Information on non-native microorganisms, such as bacteria, fungi, and viruses, is very limited (Cowan et al, 2011). Introductions on wooden packaging have been reported and research from historical expedition sites in the Ross Sea and Deception Island describe introduced fungal species on the wood of huts (Held and Blanchette, 2017; Hughes et al., 2018).

The Protocol on Environmental Protection to the Antarctic Treaty largely prohibits the importation of non-native species into Antarctica without a permit. Consequently, to reduce the likelihood of inadvertent introductions, preventive measures are required by many national Antarctic operators and tourist companies, such as (i) cleaning of clothing, footwear, luggage, equipment, cargo, and means of transport before reaching Antarctica, and (ii) packing of fresh produce free of pests and diseases in closed containers (Hughes and Pertierra, 2016). Conscious of this need, the CEP has developed its Non-native Species Manual that provides information on biosecurity measures (ATS, 2019). Measures may also be required to prevent the distribution of species between biologically distinct ice-free regions of Antarctica which may be an area requiring future management attention by the international community (Hughes et al., 2019).

Differentiating between new introductions transported through human activities (non-native species) and those naturally introduced by wind, ocean currents, or wildlife (natural colonists) can be challenging. For example, it was not possible to ascertain categorically if the South American aster Nassauvia magellanica on Deception Island was introduced by human or natural processes (Hughes and Convey, 2012). Correct differentiation is important for subsequent management as, according to the Protocol, non-native species should be eradicated while native species should be protected (for decision frameworks, see Figure 1 in Hughes and Convey, 2012, and Figure 2 in Bergstrom, 2022).

From reports of non-native species eradication attempts in other continents, it is clear that a rapid response is key to their successful removal and management (Hughes and Pertierra, 2016). The CEP Non-native Species Manual states that ‘to be effective, responses to introductions should be undertaken as a priority, to prevent an increase in species’ distribution range and to make eradication simpler, cost-effective and more likely to succeed’ and encourages follow-up surveys to ensure management action is effective.

Within the Antarctic Treaty area, several non-native plants have been removed (Molina-Montenegro et al., 2012, Hughes and Convey, 2012; Hughes et al., 2015; Pertierra et al., 2017b) although eradication of remaining propagules remains a longer-term technical challenge (Galera et al., 2019). Factors that may affect the likelihood of eradication success include: (i) the level of adaptation of the species to new environmental conditions, (ii) propagule longevity, (iii) the level of development of an abundant seed soil bank, (iv) the management reaction time and level of experience within the eradication team, and (v) the likelihood of reinvasion (Galera et al. 2021).
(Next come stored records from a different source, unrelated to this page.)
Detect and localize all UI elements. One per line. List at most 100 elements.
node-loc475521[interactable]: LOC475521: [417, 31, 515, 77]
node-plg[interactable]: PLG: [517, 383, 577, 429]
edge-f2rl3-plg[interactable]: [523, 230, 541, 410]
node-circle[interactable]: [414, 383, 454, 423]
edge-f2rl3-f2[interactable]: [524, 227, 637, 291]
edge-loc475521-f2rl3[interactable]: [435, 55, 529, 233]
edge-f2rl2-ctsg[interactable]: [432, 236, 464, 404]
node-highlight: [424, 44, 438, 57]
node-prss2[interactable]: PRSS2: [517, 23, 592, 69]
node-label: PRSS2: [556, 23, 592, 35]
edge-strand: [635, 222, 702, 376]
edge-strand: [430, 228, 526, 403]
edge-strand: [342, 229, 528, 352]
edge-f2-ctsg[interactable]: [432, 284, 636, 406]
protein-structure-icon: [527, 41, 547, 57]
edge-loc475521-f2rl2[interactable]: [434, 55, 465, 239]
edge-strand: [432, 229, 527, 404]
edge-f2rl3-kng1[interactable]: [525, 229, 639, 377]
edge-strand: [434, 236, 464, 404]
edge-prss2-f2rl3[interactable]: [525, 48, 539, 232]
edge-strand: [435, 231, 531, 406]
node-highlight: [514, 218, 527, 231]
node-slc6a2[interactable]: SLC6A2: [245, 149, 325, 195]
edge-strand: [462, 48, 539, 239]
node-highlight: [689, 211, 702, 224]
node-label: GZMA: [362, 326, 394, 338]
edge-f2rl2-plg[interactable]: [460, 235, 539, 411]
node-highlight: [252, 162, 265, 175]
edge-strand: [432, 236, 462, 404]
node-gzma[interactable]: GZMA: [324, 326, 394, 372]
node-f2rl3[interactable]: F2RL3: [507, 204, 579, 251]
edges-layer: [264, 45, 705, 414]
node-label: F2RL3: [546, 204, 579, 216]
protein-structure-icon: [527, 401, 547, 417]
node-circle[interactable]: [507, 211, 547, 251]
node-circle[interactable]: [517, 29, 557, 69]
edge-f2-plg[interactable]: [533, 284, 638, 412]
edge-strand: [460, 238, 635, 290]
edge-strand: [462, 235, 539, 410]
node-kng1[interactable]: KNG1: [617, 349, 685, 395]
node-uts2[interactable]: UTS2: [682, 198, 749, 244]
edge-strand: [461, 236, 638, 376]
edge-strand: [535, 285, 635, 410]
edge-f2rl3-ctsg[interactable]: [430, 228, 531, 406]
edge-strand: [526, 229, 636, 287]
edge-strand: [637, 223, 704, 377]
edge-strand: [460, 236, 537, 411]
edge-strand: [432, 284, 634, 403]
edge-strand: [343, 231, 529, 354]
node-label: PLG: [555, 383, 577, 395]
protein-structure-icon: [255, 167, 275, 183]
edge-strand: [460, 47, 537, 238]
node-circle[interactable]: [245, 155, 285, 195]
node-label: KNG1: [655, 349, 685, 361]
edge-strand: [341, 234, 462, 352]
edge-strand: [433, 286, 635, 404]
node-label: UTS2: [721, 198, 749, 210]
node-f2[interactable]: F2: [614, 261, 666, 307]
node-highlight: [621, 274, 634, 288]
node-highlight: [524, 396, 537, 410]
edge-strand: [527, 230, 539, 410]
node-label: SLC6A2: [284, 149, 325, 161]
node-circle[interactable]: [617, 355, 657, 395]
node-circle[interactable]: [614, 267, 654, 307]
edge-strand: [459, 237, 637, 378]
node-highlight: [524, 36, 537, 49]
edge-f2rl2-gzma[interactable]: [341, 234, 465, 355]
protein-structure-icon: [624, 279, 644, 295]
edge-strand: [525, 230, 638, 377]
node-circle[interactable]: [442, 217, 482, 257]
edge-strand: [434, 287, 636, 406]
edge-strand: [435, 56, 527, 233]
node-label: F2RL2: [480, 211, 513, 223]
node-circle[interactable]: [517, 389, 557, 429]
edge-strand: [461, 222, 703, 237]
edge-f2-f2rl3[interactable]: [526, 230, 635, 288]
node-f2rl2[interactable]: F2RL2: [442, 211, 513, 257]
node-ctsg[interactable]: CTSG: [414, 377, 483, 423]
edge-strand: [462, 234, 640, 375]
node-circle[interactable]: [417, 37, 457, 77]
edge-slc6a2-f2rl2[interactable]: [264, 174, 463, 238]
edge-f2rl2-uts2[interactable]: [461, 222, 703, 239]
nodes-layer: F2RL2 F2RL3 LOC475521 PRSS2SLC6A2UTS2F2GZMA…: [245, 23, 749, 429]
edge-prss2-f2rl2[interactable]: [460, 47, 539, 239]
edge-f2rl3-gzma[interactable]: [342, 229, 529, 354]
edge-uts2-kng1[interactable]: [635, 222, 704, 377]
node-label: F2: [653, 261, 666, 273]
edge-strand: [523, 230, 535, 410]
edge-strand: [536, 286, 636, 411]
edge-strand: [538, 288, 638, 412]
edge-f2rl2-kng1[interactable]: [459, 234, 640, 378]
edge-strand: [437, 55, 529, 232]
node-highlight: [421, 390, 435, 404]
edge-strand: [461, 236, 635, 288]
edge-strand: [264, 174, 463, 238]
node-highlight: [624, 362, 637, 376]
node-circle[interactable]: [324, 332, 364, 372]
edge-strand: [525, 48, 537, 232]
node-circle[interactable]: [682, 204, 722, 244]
In contrast, no attempts have been made to eradicate non-native invertebrates present in the natural environment, although some have been eradicated from within Antarctic stations and hydroponic facilities (Hughes et al., 2005; Bergstrom et al., 2017). The range expansion of existing non-native invertebrates may be minimized with effective control methods. In the case of the fly Trichocera maculipennis on King George Island, coordinated actions may prevent further dispersal while feasible eradication methods are being explored (Remedios-De Leon et al., 2021).